The Medical Model allows for individuals to be seen solely as their impairment, and sets the ultimate goal as attempting to cure oneself or to try to make themselves blend in with the mainstream view of “normalcy” as much as possible. This model limits not only a disabled person’s ability to explore their identity, but it also allows non-disabled people to ignore their role as allies to disabled people. Unfortunately, the medical model is reflected by many of the services provided to disabled students in higher education. Accommodations through Disability Services, such as receiving more time to take a test, taking a test in a distraction-free environment, or captioning video lectures, require that students have documentation of their medical diagnoses. Thus, the medical model encourages “gatekeeping” to accessibility. It also attempts to minimize the number of people responsible to support Disabled Learners.
While the medical model essentializes and individualizes disability, the social model attempts to expand the perception of disability by proposing that it is the direct result of societal constructs. The adoption of this model necessitates that disability is a reflection of systemic barriers that are largely constructed by non-disabled folks that serve to oppress Disabled people (Shakespeare, 1997). It takes the onus of advocacy away from the disabled individual and instead spreads the responsibility to society as whole. Disability then becomes the result of a lack of consideration taken when policies, courses, and digital spaces are constructed. This is the model that we as online learning professionals should begin centering in our design processes.
The social model also serves to point to one of the strongest tools to mitigate “disabling” individuals: Universal Design (UD). Coined by Ron Mace, the founder of the Center for Universal Design, UD was defined as “the concept of designing all products and the built environment to be aesthetic and usable to the greatest extent possible by everyone, regardless of their age, ability, or status in life (www.ncsu.edu/ncsu/design/cud/about_us/usronmace.htm). UD requires progressive thinking, instead of falling back on reactionary accommodations. It requires that folks move beyond a model whereby accommodations are made at the request of the individual (Medical Model), to one where requests are not made at all because they can be used by everyone equally (Social model). UD can be used to eliminate barriers to accessible resources that the Medical Model partitions: all students can be given more time to work on tests, or have software that can be navigated using a keyboard, and have access to captioned videos. These services go beyond any diagnosis that students may have received and would benefit all without having to single out learners.
After this session participants will be able to define the medical and social models of disability and provide examples of professional practices that fit into each of these models. Through guided group discussion, participants will also evaluate their current practice and identify specific areas that they wish to develop in regard to accessibility.

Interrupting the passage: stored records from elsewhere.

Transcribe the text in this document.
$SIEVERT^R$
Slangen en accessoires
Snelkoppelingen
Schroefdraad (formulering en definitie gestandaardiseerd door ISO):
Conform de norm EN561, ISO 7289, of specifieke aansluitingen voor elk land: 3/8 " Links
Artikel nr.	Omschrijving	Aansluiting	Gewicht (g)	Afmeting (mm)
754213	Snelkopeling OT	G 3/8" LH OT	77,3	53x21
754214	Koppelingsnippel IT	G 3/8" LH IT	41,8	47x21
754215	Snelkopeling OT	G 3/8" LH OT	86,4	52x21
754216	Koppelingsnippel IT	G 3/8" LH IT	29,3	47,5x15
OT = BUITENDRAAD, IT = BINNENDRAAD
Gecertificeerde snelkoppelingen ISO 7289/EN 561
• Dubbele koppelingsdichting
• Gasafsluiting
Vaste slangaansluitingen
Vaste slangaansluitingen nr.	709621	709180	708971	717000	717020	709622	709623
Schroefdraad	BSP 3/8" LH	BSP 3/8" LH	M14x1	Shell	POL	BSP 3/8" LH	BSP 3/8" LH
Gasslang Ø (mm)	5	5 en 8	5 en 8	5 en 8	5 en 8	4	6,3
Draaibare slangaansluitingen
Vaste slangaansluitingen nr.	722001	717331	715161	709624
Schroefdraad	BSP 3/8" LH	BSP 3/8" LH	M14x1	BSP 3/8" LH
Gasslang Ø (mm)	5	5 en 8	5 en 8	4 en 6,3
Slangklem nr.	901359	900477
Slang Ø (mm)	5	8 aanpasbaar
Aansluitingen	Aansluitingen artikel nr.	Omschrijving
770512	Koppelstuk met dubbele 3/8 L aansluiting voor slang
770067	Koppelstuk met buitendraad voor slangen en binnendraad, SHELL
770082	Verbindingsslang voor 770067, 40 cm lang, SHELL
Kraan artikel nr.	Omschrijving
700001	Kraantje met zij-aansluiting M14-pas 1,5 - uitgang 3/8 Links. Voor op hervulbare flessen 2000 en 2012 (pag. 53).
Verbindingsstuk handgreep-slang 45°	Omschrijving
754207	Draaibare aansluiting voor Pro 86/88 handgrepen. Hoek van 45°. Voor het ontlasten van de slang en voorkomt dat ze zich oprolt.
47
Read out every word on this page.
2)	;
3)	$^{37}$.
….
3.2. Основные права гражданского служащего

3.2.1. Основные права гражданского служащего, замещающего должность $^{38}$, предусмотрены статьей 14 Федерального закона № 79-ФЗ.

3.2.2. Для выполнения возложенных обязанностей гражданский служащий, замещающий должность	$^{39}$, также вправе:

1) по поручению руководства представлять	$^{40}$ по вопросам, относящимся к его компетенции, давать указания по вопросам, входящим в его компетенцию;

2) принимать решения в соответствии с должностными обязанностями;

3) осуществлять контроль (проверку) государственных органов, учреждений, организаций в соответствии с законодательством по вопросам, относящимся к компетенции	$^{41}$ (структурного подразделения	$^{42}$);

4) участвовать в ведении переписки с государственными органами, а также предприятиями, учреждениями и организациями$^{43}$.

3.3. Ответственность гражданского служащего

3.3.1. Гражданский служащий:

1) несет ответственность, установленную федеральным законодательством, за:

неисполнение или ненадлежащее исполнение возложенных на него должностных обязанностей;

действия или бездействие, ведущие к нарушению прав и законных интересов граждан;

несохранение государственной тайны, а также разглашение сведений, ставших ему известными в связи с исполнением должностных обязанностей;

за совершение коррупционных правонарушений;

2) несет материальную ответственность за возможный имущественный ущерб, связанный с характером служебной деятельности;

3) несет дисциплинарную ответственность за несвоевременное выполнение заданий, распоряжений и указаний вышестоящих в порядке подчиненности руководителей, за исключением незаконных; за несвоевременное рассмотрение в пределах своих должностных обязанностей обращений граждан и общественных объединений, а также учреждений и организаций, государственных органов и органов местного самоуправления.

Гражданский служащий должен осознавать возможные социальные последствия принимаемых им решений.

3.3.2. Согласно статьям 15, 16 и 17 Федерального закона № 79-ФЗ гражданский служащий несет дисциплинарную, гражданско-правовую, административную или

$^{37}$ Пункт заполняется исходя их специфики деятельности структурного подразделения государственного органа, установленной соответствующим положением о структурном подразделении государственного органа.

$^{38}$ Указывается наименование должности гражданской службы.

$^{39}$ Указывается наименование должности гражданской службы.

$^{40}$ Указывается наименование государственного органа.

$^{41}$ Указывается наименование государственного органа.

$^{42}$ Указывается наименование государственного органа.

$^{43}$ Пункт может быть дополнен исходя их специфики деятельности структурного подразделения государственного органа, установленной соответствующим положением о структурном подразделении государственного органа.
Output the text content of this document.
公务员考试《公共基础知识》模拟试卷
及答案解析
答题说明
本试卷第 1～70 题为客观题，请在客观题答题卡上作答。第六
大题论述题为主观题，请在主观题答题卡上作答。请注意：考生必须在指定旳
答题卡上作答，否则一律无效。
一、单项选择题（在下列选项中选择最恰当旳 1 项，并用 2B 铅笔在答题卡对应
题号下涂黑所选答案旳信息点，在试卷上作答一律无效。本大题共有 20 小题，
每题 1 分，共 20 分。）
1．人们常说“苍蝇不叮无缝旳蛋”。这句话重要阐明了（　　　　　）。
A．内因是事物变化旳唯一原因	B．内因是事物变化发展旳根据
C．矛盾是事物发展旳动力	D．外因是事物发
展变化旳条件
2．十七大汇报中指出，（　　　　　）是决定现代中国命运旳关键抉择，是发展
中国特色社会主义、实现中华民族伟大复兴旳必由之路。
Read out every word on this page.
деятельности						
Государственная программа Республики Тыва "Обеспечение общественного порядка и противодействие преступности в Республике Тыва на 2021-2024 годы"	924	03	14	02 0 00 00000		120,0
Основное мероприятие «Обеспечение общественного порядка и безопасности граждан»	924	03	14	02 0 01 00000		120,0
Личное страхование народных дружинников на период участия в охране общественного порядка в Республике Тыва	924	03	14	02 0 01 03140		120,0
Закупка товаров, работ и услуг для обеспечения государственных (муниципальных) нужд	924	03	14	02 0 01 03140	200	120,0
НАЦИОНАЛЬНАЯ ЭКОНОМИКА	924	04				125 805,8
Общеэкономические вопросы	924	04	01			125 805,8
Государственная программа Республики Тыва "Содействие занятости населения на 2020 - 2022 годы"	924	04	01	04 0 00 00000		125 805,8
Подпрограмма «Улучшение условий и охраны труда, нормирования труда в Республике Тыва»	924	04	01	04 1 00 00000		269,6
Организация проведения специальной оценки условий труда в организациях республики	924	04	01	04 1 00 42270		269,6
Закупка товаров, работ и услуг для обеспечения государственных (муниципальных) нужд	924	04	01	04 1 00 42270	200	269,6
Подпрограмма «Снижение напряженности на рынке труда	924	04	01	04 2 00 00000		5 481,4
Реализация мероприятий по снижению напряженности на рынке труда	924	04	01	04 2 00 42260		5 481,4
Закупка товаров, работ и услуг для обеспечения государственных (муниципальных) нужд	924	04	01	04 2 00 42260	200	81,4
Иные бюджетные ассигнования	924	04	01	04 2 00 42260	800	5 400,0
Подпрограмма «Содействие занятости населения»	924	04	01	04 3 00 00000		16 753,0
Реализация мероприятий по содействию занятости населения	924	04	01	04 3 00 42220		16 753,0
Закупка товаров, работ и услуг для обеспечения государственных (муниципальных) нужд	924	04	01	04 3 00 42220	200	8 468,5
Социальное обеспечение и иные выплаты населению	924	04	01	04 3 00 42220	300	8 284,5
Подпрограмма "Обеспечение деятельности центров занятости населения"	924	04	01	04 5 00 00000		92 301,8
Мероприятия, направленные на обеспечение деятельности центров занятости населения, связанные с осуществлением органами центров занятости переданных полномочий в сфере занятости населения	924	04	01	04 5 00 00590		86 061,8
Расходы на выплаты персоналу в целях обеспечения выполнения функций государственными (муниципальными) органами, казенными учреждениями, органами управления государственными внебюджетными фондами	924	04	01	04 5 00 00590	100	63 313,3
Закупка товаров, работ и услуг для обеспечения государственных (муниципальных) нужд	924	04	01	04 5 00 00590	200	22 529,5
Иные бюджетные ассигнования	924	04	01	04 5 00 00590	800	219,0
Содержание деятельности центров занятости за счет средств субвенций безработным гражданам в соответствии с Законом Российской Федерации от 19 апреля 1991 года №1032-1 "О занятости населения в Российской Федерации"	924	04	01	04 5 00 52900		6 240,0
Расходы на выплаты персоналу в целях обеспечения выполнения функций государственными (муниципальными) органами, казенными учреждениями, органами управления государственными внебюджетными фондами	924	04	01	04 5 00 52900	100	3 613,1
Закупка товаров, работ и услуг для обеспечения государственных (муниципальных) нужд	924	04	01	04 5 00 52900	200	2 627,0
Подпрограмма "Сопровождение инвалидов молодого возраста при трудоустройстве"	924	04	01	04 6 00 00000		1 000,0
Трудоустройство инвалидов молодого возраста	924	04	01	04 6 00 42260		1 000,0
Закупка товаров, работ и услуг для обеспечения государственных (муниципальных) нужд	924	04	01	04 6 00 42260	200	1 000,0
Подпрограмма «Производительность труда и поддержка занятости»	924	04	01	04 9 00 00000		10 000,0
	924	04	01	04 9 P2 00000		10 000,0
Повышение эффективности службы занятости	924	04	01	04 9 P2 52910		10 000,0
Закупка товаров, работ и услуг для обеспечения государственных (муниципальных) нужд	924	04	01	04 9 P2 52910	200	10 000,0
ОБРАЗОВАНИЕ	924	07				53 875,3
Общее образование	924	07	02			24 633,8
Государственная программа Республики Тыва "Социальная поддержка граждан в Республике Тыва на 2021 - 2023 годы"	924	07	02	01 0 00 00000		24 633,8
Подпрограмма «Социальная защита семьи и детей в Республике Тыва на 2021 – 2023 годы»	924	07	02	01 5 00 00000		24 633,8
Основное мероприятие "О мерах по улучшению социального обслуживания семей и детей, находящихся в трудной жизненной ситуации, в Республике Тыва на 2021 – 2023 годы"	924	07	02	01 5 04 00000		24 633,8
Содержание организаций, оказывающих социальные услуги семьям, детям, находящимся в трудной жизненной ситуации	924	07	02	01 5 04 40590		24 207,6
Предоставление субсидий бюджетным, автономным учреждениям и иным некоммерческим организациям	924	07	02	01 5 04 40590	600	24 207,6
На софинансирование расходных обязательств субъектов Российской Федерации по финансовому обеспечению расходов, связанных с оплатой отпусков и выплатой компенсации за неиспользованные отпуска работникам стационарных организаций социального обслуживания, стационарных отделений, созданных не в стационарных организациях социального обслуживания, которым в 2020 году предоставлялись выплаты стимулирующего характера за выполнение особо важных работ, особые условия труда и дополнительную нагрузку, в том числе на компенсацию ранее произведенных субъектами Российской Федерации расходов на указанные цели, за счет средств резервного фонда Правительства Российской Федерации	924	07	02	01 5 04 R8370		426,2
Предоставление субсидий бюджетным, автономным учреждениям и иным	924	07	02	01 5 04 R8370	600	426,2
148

The presentation portion of this session will utilize google slides presenter view, which allows for live questioning that can be up-voted by participants. This provides a convenient way to screen participant’s questions throughout the presentation portion so they are viewable by all. Additionally, the presentation will integrate “Poll Everywhere” slides to create a more active learning experience while discussing examples of the medical and social model in practice.
After the presentation portion, I will direct participants to form small groups, and lead them through a disability values worksheet where participants will reflect and discuss their personal investment in these models, and identify areas of their practice they wish to develop. The worksheet will also contain a QR code linking to a google form to collect contact information to build accountability communities around these areas for idea and resource sharing post-conference.
Center for Universal Design NCSU - About the Center - Ronald L. Mace. (2008). Retrieved November 03, 2017, from http://www.ncsu.edu/ncsu/design/cud/about_us/usronmace.htm
Madaus, J. W. (2011). The history of disability services in higher education. In Harbour, W.S.. and Madaus, J.W. (Eds.) Disability Services and Campus Dynamics. New Directions for Higher Education. Vol. 154. San Francisco, CA: Jossey-Bass
Shakespeare, T. (1997). The social model of disability. In Davis, L.J. (Ed.) The Disability Studies Reader. London and New York: Routlege. (266-273).